As the summit continues to grow and involve more students from more districts, student leaders are being provided more resources and tools to create effective, productive discussions about important issues. Tuesday's meet and greet and training featured students from Aliquippa High School, Avonworth High School, Belle Vernon Area High School, Mt. Lebanon High School, Penn Hills High School, Shaler Area High School, Westmont Hilltop High School, and Woodland Hills High School.
Tuesday's planning session was the latest expansion to the Student Summit from organizer Ms. Erin Wall, an English teacher at Woodland Hills High School. It featured a presentation from Matthew Crutchman and Michael White of Pennsylvania 4-H at Penn State Extension. The duo shared guidance on effective leadership, the keys to differentiating empathy from sympathy, the characteristics of robust equity, and tips to navigate group dynamics.
Following the presentation from Mr.

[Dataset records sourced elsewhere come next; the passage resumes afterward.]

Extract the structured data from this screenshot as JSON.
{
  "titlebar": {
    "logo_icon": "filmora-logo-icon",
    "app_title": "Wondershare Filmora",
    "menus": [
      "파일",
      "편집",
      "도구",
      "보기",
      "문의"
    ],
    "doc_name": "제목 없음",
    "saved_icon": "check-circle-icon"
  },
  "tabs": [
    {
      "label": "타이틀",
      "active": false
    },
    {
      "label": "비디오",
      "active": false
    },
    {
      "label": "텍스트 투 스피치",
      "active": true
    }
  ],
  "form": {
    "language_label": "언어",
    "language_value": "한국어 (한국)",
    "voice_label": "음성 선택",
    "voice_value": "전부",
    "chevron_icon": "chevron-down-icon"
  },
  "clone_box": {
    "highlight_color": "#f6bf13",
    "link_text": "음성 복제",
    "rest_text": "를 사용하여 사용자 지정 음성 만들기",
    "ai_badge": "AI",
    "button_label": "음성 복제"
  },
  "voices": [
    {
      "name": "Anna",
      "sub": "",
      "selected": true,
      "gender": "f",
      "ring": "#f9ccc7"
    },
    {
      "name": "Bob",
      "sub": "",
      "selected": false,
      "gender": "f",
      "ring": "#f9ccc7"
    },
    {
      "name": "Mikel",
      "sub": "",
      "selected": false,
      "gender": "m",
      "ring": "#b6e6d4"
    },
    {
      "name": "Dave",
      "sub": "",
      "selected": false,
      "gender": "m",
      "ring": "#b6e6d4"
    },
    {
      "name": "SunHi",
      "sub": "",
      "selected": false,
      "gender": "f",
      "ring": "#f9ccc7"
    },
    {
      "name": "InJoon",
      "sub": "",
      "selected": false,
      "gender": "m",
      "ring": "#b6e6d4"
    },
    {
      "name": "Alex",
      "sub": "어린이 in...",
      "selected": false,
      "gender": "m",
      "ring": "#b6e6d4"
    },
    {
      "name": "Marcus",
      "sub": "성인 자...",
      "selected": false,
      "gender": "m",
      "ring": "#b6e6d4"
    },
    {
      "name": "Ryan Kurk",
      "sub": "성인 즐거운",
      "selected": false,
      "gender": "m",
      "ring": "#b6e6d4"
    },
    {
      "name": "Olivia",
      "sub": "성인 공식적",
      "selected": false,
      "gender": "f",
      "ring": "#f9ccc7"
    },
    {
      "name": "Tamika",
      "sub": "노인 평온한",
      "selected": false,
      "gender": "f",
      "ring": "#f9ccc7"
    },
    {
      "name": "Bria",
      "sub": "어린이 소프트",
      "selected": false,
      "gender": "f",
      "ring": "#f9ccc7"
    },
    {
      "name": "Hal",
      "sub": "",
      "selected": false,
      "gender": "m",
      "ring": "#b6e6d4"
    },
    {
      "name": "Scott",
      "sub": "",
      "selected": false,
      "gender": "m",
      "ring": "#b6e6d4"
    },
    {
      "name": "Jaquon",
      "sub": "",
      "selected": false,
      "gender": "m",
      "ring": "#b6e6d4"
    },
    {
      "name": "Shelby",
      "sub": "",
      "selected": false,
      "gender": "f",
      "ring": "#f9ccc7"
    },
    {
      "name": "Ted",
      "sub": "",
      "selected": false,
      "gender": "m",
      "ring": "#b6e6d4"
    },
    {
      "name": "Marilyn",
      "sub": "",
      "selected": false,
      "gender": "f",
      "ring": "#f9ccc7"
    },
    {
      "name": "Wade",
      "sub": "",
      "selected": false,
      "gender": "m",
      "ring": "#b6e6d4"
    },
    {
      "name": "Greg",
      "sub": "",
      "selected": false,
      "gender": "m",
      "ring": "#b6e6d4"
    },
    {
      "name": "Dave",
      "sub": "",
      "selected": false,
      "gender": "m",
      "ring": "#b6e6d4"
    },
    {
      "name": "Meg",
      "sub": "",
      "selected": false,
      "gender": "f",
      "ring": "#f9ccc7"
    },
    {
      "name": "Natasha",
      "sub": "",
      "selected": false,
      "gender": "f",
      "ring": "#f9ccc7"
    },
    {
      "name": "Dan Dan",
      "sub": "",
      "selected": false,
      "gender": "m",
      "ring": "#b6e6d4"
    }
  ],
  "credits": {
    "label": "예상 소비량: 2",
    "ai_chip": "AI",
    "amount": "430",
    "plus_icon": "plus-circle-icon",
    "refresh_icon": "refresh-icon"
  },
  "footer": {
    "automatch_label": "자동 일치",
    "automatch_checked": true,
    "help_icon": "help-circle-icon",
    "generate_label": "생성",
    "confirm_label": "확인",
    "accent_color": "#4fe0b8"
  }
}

Crutchman and Mr. White, the students headed to separate rooms to begin preparing their presentations for the spring. Like past years, students have selected specific topics to discuss with the full summit. These topics include racial and social injustice, women's rights, climate change, LGBTQ, animal welfare, mental health, and gun violence.

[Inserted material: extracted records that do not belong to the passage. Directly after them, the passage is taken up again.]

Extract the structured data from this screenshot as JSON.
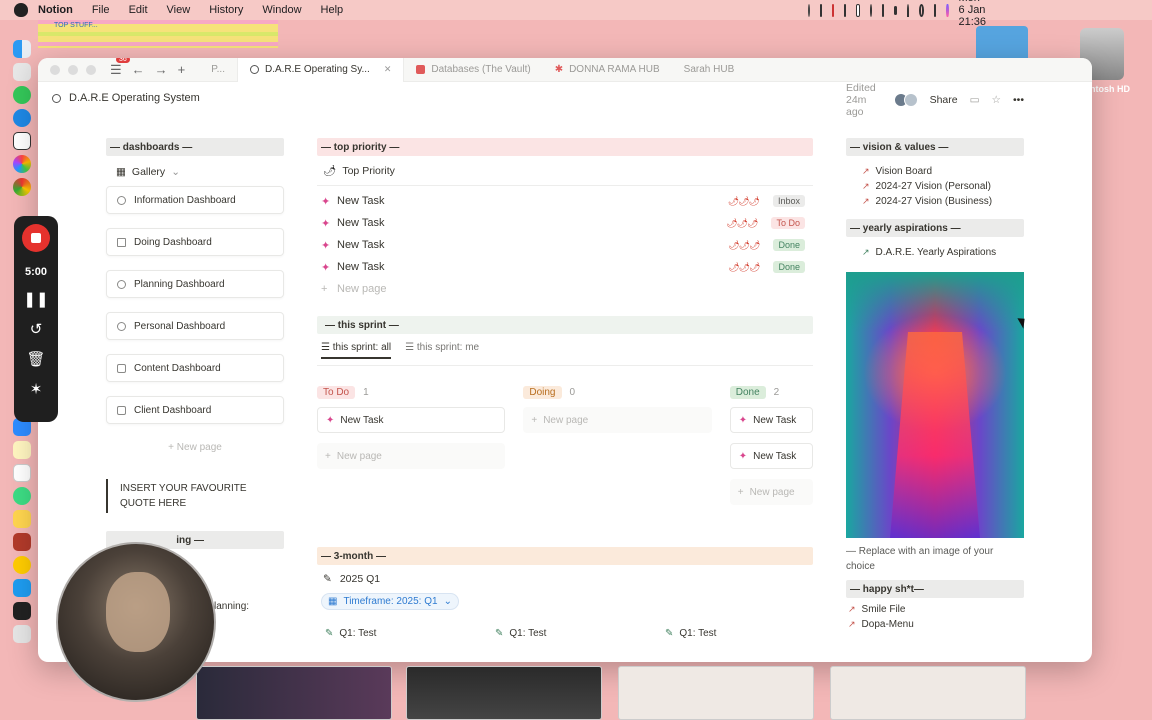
{
  "menubar": {
    "app": "Notion",
    "items": [
      "File",
      "Edit",
      "View",
      "History",
      "Window",
      "Help"
    ],
    "clock": "Mon 6 Jan  21:36"
  },
  "sticky_note": {
    "text": "TOP STUFF..."
  },
  "desktop": {
    "drive_label": "ntosh HD"
  },
  "recorder": {
    "time": "5:00"
  },
  "tabs": [
    {
      "label": "P...",
      "active": false
    },
    {
      "label": "D.A.R.E Operating Sy...",
      "active": true
    },
    {
      "label": "Databases (The Vault)",
      "active": false
    },
    {
      "label": "DONNA RAMA HUB",
      "active": false
    },
    {
      "label": "Sarah HUB",
      "active": false
    }
  ],
  "notifications": {
    "count": "36"
  },
  "topbar": {
    "title": "D.A.R.E Operating System",
    "edited": "Edited 24m ago",
    "share": "Share"
  },
  "left": {
    "heading": "— dashboards —",
    "view": "Gallery",
    "cards": [
      {
        "label": "Information Dashboard"
      },
      {
        "label": "Doing Dashboard"
      },
      {
        "label": "Planning Dashboard"
      },
      {
        "label": "Personal Dashboard"
      },
      {
        "label": "Content Dashboard"
      },
      {
        "label": "Client Dashboard"
      }
    ],
    "new_page": "New page",
    "quote": "INSERT YOUR FAVOURITE QUOTE HERE",
    "hidden_heading_tail": "ing —",
    "hidden_text_tail": "lanning:"
  },
  "middle": {
    "priority_heading": "— top priority —",
    "priority_view": "Top Priority",
    "tasks": [
      {
        "name": "New Task",
        "rating": "🌶🌶🌶",
        "status": "Inbox",
        "style": "gray"
      },
      {
        "name": "New Task",
        "rating": "🌶🌶🌶",
        "status": "To Do",
        "style": "red"
      },
      {
        "name": "New Task",
        "rating": "🌶🌶🌶",
        "status": "Done",
        "style": "green"
      },
      {
        "name": "New Task",
        "rating": "🌶🌶🌶",
        "status": "Done",
        "style": "green"
      }
    ],
    "new_page": "New page",
    "sprint_heading": "— this sprint —",
    "sprint_tabs": [
      "this sprint: all",
      "this sprint: me"
    ],
    "board": [
      {
        "label": "To Do",
        "count": "1",
        "style": "red",
        "cards": [
          "New Task"
        ],
        "new": "New page"
      },
      {
        "label": "Doing",
        "count": "0",
        "style": "orange",
        "cards": [],
        "new": "New page"
      },
      {
        "label": "Done",
        "count": "2",
        "style": "green",
        "cards": [
          "New Task",
          "New Task"
        ],
        "new": "New page"
      }
    ],
    "quarter_heading": "— 3-month —",
    "quarter_title": "2025 Q1",
    "timeframe": "Timeframe: 2025: Q1",
    "quarter_cards": [
      "Q1: Test",
      "Q1: Test",
      "Q1: Test"
    ]
  },
  "right": {
    "vision_heading": "— vision & values —",
    "vision_links": [
      "Vision Board",
      "2024-27 Vision (Personal)",
      "2024-27 Vision (Business)"
    ],
    "yearly_heading": "— yearly aspirations —",
    "yearly_link": "D.A.R.E. Yearly Aspirations",
    "caption": "— Replace with an image of your choice",
    "happy_heading": "— happy sh*t—",
    "happy_links": [
      "Smile File",
      "Dopa-Menu"
    ]
  },
  "colors": {
    "desktop": "#f3b7b7",
    "accent_red": "#e03e3e",
    "priority_band": "#fbe4e4",
    "sprint_band": "#eef3ee",
    "quarter_band": "#fbeadb"
  }
}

Each group worked to determine a more specific focus for their group discussions. The topics can be wide-ranging and one of the suggestions the students received was to zero in on an aspect of their topic that can lead to more detailed discussions, advice, and even potential action plans. Should mental health focus on self-care or coping mechanisms, or should it focus more on understanding various forms of trauma? Should climate change focus on advocacy and raising awareness or on supplying students with ways to become involved on a more local level? The conversations were earnest and honest, with some students sharing heartfelt, personal stories as to why they were getting involved in a particular topic.
The students met again after lunch to continue their preparations. They also were able to lean on the guidance of experts in their particular fields. Beth Foringer of CeaseFirePA was on hand to help facilitate discussion in the gun violence group and point them to resources that they might be able to use as they continue to formulate their presentation over the coming weeks and months. Mr. Crutchman served as a sounding board for the mental health group as they bounced around ideas, including whether or not a trained professional might be helpful to have on hand for particularly difficult conversations.
The presentations will take shape over the next couple of months as the students work remotely to finalize their topics and create the end product. During the Student Summit in the spring, the students who took part in Tuesday's training will lead discussions involving 150-200 of their peers.
Along with the discussion groups, the student leaders took part in a couple of different activities. During lunch, students had the opportunity to explore Woodland Hills' Chill Spot, a room created to help students de-stress and recalibrate. The room includes sensory objects and soft lighting to promote relaxation. Therapy dogs were also on hand and students had the opportunity to interact with the pups and meet their handlers.
At the end of the day, students worked on an art project that incorporated their various school colors. Students painted a tile in any color combination that they desired, used heat to quickly dry it, and then wrote on top of it. Some included their school logs, others incorporated an inspiring or heartfelt phrase.
The upcoming Student Summit will be the fourth held at Woodland Hills High School. The first summit featured only Woodland Hills High School students, while the second summit was a virtual multi-district discussion led by Woodland Hills High School students. Last year's summit returned to an in-person, multi-district event. This year's summit has expanded the roster to include additional schools.